So Annoyed at Work


So I started Monday Hour One this week. I had a packed schedule today to begin with. I left the house at 6:15am, and I planned to be getting home around 7. Anyway, now some last minute important BS is coming up that will require me to do an extra 45 minute drive to drop something off on the way home. It’s a medical device, so I can’t exactly just say “eff it” without actual consequences.

Plus, there are now literally 18 more tasks and follow ups on my “list” that I haven’t even had time to calendar yet. So now I feel behind. I mostly feel very resentful. I do NOT want to live like this. I make a lot of money, but it’s starting to not feel worth it. It is costing me my LIFE.

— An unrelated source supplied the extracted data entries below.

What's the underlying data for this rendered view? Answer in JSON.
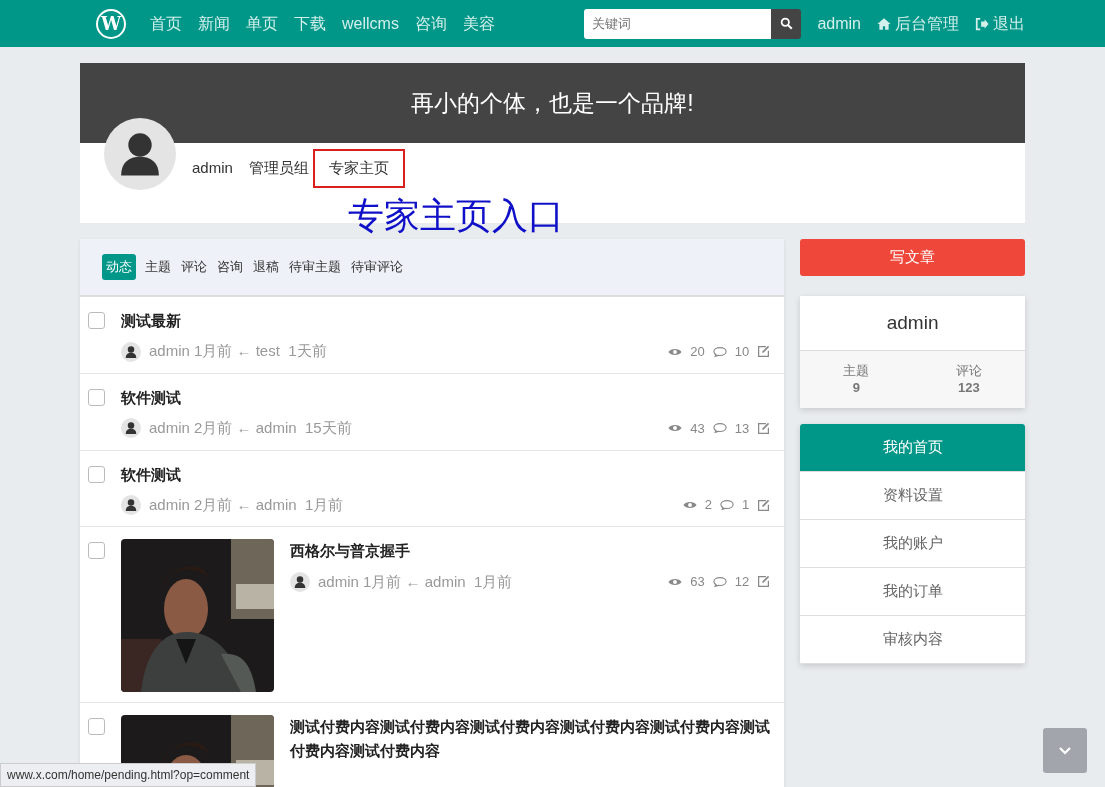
{
  "navbar": {
    "logo": "W",
    "links": [
      "首页",
      "新闻",
      "单页",
      "下载",
      "wellcms",
      "咨询",
      "美容"
    ],
    "search": {
      "placeholder": "关键词"
    },
    "user": "admin",
    "admin_link": "后台管理",
    "logout": "退出"
  },
  "profile": {
    "slogan": "再小的个体，也是一个品牌!",
    "username": "admin",
    "group": "管理员组",
    "expert_link": "专家主页",
    "annotation": "专家主页入口"
  },
  "tabs": [
    {
      "label": "动态",
      "selected": true
    },
    {
      "label": "主题",
      "selected": false
    },
    {
      "label": "评论",
      "selected": false
    },
    {
      "label": "咨询",
      "selected": false
    },
    {
      "label": "退稿",
      "selected": false
    },
    {
      "label": "待审主题",
      "selected": false
    },
    {
      "label": "待审评论",
      "selected": false
    }
  ],
  "threads": [
    {
      "title": "测试最新",
      "checked": false,
      "kind": "text",
      "author": "admin",
      "time": "1月前",
      "arrow": "←",
      "last_user": "test",
      "last_time": "1天前",
      "views": "20",
      "comments": "10"
    },
    {
      "title": "软件测试",
      "checked": false,
      "kind": "text",
      "author": "admin",
      "time": "2月前",
      "arrow": "←",
      "last_user": "admin",
      "last_time": "15天前",
      "views": "43",
      "comments": "13"
    },
    {
      "title": "软件测试",
      "checked": false,
      "kind": "text",
      "author": "admin",
      "time": "2月前",
      "arrow": "←",
      "last_user": "admin",
      "last_time": "1月前",
      "views": "2",
      "comments": "1"
    },
    {
      "title": "西格尔与普京握手",
      "checked": false,
      "author": "admin",
      "time": "1月前",
      "arrow": "←",
      "last_user": "admin",
      "last_time": "1月前",
      "views": "63",
      "comments": "12"
    },
    {
      "title": "测试付费内容测试付费内容测试付费内容测试付费内容测试付费内容测试付费内容测试付费内容",
      "checked": false
    }
  ],
  "sidebar": {
    "write_button": "写文章",
    "user_card": {
      "name": "admin",
      "stats": [
        {
          "label": "主题",
          "value": "9"
        },
        {
          "label": "评论",
          "value": "123"
        }
      ]
    },
    "menu": [
      {
        "label": "我的首页",
        "selected": true
      },
      {
        "label": "资料设置",
        "selected": false
      },
      {
        "label": "我的账户",
        "selected": false
      },
      {
        "label": "我的订单",
        "selected": false
      },
      {
        "label": "审核内容",
        "selected": false
      }
    ]
  },
  "status_url": "www.x.com/home/pending.html?op=comment"
}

My belief that I have to work super hard to make a
Lot of money is screwing me over. I don’t know how to let go of that belief. I want some proof. I want proof, and I want to let go of the resentment.

I thought work was unmanageable because I was unorganized. Now I am seeing that that’s not the case.

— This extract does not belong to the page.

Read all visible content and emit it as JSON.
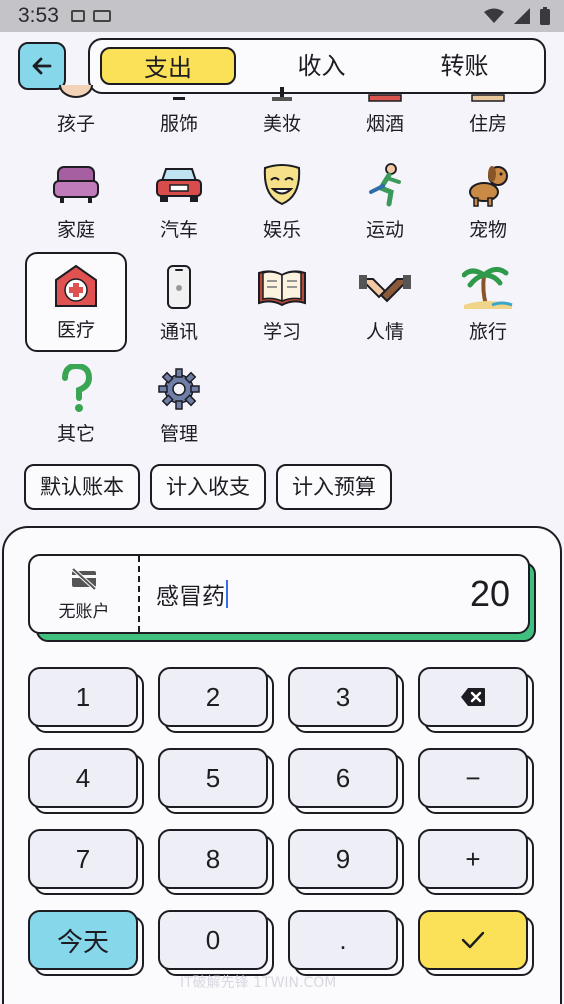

I want to quit my job but I’m afraid I won’t be able to replace my income coaching, I’m making multiple six figures. I don’t want to say “I don’t know”. I see that’s indulgent and unhelpful. What can I ask instead? I guess I could ask “how can I leave this job and make the same amount I’m making now or more?” Or “how can I work way less and have an intentional life I create and love while making as much or more money than I am now?”

Am I ridiculous for even thinking this is possible?